Brian is from Pittsburgh and has lived in the Fremont neighborhood for 3 years. He enjoys woodworking, running, and as of recently, sailing.

The Journey to Hand-building My Chesapeake Light Craft

By Mary Sue Galvin

Closeup of a freshly varnished bow of a boat

I have an old wooden rake hanging on my living room wall.  My great grandfather did not make the rake to be art, but to be a tool–for my mother, then little, so she could help in the garden. My grandfather was a gentle person who loved gardening, he raised rabbits and chickens, carved wooden spoons, and made kitchen knives, leather boots and furniture–all by hand. Visiting was always an adventure for my sister and I.  We’d go off to the basement to play the Victrola, sneak up the attic to find old clothes to dress up in, or we’d run out to the garden to see what we could discover in the old rabbit hutch and tool shed. Papa John passed away before I was old enough to really know him, but my mom kept and handed down some of his tools.
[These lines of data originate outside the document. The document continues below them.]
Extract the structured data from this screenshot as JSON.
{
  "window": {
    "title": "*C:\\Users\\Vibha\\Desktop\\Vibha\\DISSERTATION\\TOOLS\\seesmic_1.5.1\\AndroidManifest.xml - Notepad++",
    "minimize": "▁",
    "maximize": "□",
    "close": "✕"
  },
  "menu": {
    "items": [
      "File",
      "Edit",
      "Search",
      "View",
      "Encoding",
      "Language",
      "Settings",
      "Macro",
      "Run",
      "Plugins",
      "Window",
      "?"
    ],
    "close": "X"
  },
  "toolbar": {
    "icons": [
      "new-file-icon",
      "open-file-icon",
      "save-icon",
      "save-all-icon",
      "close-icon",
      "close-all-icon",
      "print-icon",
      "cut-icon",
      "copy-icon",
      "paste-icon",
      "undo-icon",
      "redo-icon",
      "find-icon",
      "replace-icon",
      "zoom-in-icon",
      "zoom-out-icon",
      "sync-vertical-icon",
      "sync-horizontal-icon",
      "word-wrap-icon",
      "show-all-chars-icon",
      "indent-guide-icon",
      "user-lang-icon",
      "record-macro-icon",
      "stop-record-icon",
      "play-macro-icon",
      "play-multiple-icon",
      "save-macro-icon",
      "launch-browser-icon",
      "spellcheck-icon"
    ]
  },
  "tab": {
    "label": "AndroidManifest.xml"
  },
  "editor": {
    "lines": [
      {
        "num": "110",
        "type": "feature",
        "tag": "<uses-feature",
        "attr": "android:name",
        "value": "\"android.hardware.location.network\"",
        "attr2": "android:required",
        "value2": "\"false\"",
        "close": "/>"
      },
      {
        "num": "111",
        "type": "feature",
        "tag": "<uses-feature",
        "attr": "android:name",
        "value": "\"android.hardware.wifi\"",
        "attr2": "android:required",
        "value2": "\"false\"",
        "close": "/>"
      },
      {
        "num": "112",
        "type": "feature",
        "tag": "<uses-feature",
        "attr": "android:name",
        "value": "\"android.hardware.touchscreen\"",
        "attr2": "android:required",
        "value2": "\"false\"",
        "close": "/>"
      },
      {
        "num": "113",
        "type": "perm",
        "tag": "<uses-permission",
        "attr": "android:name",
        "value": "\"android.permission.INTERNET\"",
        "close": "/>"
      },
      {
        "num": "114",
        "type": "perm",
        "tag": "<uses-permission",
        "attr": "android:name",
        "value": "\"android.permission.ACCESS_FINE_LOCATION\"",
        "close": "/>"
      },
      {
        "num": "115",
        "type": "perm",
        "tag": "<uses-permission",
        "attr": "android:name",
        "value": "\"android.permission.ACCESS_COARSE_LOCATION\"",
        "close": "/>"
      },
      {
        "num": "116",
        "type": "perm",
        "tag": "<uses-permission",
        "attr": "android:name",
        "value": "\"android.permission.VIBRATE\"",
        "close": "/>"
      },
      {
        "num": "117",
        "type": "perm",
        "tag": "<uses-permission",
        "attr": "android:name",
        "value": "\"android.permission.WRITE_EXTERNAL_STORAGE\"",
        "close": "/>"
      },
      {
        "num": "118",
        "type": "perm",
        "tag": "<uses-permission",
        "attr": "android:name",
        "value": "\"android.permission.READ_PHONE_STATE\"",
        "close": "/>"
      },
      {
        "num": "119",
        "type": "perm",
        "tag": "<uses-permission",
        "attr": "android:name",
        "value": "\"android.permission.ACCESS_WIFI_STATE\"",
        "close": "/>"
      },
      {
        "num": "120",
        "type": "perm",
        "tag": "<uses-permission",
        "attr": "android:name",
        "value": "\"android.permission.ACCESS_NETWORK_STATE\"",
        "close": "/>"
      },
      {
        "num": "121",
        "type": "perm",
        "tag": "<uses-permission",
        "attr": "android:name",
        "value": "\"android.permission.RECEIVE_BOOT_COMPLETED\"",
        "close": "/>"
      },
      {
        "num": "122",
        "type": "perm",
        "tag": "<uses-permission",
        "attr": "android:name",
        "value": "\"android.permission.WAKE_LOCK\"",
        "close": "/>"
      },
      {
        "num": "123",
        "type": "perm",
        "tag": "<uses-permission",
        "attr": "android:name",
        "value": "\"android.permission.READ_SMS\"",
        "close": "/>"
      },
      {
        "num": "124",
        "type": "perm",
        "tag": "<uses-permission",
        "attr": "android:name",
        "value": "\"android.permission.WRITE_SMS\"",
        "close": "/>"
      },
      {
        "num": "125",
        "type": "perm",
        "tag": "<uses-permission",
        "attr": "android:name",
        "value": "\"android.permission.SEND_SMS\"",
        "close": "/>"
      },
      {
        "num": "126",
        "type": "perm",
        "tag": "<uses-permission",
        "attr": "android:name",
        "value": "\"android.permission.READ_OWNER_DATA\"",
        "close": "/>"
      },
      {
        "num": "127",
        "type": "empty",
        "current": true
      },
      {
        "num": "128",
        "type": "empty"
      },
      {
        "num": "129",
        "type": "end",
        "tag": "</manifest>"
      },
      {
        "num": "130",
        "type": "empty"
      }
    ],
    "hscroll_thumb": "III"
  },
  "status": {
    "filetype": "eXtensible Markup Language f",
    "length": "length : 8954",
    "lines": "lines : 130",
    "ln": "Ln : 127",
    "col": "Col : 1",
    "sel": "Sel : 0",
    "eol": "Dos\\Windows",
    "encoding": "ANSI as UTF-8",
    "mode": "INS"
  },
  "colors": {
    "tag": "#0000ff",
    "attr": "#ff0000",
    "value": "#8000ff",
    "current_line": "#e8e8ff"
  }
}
They are from a time when growing your food and making things you needed was a necessity rather than a luxury.  Yet the things he made were beautiful as well as practical. Satisfying to make, and a source of pride. 

Inspired by the rake and the well-worn kitchen spoons he made (still in use in my kitchen), I have wanted to learn woodworking since I took a shop class in high school.  I’ve been very lucky to have lived on a houseboat on Lake Union for more than 30 years, and while work took me away from the water for many years, retirement has given me the opportunity to spend more time enjoying it.  Sailing lessons at The Center  for Wooden Boats came first–and while down on the docks, I found myself drawn to the old boats being repaired and restored. Last summer, I enrolled in a boat building class when travel plans were postponed due to the pandemic.


The Wagner Education Center, with plenty of natural ventilation, allowed a safe setting for a small class taught by Casey Wilkinson. Using a kit from Chesapeake Light Craft, we each worked on the construction of our own boat in a week. It is fair to say that I didn’t know what I was getting into–and I didn’t realize how satisfying those hours of working with my hands, making something useful, could be. Sanding, stitching, gluing, snipping and pulling stitches, and my favorite, filleting, filled the week. More sanding, more epoxy, more filleting, then paint and layers of varnish followed. I discovered a deeper appreciation for the skills of those who build and restore wooden boats, as well as my grandfather’s craftsmanship. I rowed my boat home in early November. It is beautiful as well as practical. Satisfying to make, and a source of pride. 

I’m looking forward to hours on the water this summer, and deepening my connection to CWB by volunteering. Both are great ways to enjoy this beautiful place we call Seattle.   

Mary Sue Galvin is a retired nurse practitioner who enjoys water via swimming, boating, and floating on it.  She has lived on her houseboat in Lake Union with her husband Dave since 1986.